Lire aussi Services secrets français – Avec de Gaulle, la méfiance règne

Comment le SR s’organise-t-il au sein de l’armée d’armistice ?

Après avoir ordonné de mettre les archives en lieu sûr, à Brax près de Toulouse, Louis Rivet donne rendez-vous le 23 à ses troupes au séminaire de Bon-Encontre, à la sortie d’Agen. Les officiers et sous-officiers des Services spéciaux militaires, se recueillent devant le monument aux morts du village. Rivet, s’adresse à eux, témoigne Paillole : « Il trace le devoir de chacun : lutter contre l’envahisseur. Nous en faisons le serment ». Par ce serment historique, nos soldats s’engagent à poursuivre dans la clandestinité une lutte implacable contre les services allemands et italiens. On ne doit surtout pas oublier qu’en 1940, ils peuvent s’enorgueillir d’un bilan qui contribuera, plus tard, à la victoire contre le nazisme.

Lire aussi Services secrets français – Colonel Rémy, le maillon fort du Général

À quels événements faites-vous ainsi allusion ?

Parmi leurs plus grands faits d’armes, figure le recrutement en 1931 d’Hans Stilo Schmidt, frère d’un général de la Wehrmacht responsable des transmissions. Schmidt fournit, entre autres, les plans de la machine de chiffrement Enigma, au capitaine Gustave Bertrand, excellent cryptologue. Grâce à cela, les services français suivent au jour le jour les communications cryptées allemandes. Mais les machines évoluent et se modernisent. Pour conserver leur avance, le SR français demande au ministère le recrutement de quelques mathématiciens, ce qui leur sera refusé. Le SR se tourne alors vers ses homologues polonais, qui fourniront début 1940 quatre cryptologues de haut niveau. Spécialistes français et polonais s’installent à Uzès et travaillent d’arrache-pied, sans les Britanniques, pas alors convaincus par Enigma… En 1940, nos experts français et polonais embarquent pour l’Angleterre et rejoignent l’équipe de Bletchley Park avec deux machines Enigma. Une alliance tripartite, unique dans les annales des Services, est établie. Elle permet de reconstituer une machine et de procéder au déchiffrement des messages qui se révéleront si précieux lors de la bataille d’Angleterre.

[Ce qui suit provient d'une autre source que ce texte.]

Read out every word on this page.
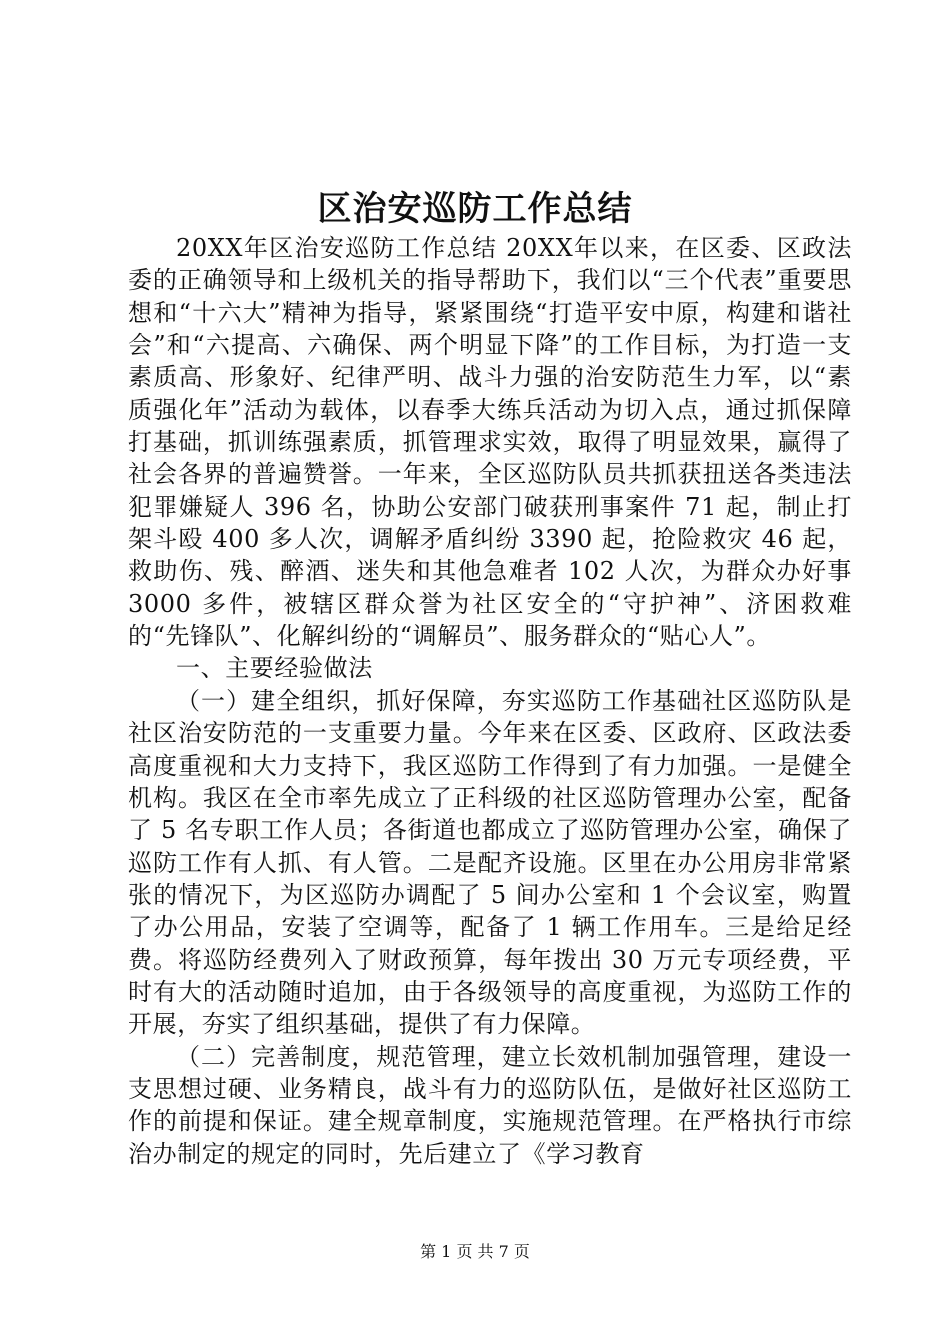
区治安巡防工作总结

20XX年区治安巡防工作总结 20XX年以来，在区委、区政法委的正确领导和上级机关的指导帮助下，我们以“三个代表”重要思想和“十六大”精神为指导，紧紧围绕“打造平安中原，构建和谐社会”和“六提高、六确保、两个明显下降”的工作目标，为打造一支素质高、形象好、纪律严明、战斗力强的治安防范生力军，以“素质强化年”活动为载体，以春季大练兵活动为切入点，通过抓保障打基础，抓训练强素质，抓管理求实效，取得了明显效果，赢得了社会各界的普遍赞誉。一年来，全区巡防队员共抓获扭送各类违法犯罪嫌疑人 396 名，协助公安部门破获刑事案件 71 起，制止打架斗殴 400 多人次，调解矛盾纠纷 3390 起，抢险救灾 46 起，救助伤、残、醉酒、迷失和其他急难者 102 人次，为群众办好事 3000 多件，被辖区群众誉为社区安全的“守护神”、济困救难的“先锋队”、化解纠纷的“调解员”、服务群众的“贴心人”。

一、主要经验做法

（一）建全组织，抓好保障，夯实巡防工作基础社区巡防队是社区治安防范的一支重要力量。今年来在区委、区政府、区政法委高度重视和大力支持下，我区巡防工作得到了有力加强。一是健全机构。我区在全市率先成立了正科级的社区巡防管理办公室，配备了 5 名专职工作人员；各街道也都成立了巡防管理办公室，确保了巡防工作有人抓、有人管。二是配齐设施。区里在办公用房非常紧张的情况下，为区巡防办调配了 5 间办公室和 1 个会议室，购置了办公用品，安装了空调等，配备了 1 辆工作用车。三是给足经费。将巡防经费列入了财政预算，每年拨出 30 万元专项经费，平时有大的活动随时追加，由于各级领导的高度重视，为巡防工作的开展，夯实了组织基础，提供了有力保障。

（二）完善制度，规范管理，建立长效机制加强管理，建设一支思想过硬、业务精良，战斗有力的巡防队伍，是做好社区巡防工作的前提和保证。建全规章制度，实施规范管理。在严格执行市综治办制定的规定的同时，先后建立了《学习教育

第 1 页 共 7 页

Lire aussi Aurélie Jean – Enigma : quand les mathématiques nous font gagner des conflits

Comment ne pas citer également « la source Mad », pour Madeleine Richou, [1] qui, grâce à ses liens avec un adjoint de l’amiral Canaris, un Autrichien antinazi, fournira des renseignements d’ordre géopolitique et militaire inappréciables, échappant durant toute la guerre à la capture. Et « la source K », nom de code de l’équipe de l’ingénieur Robert Keller, qui installa une dérivation sur le câble téléphonique Paris-Berlin, permettant de procéder à des interceptions téléphoniques des plus hautes instances allemandes. Dénoncé, il mourut en déportation en 1945.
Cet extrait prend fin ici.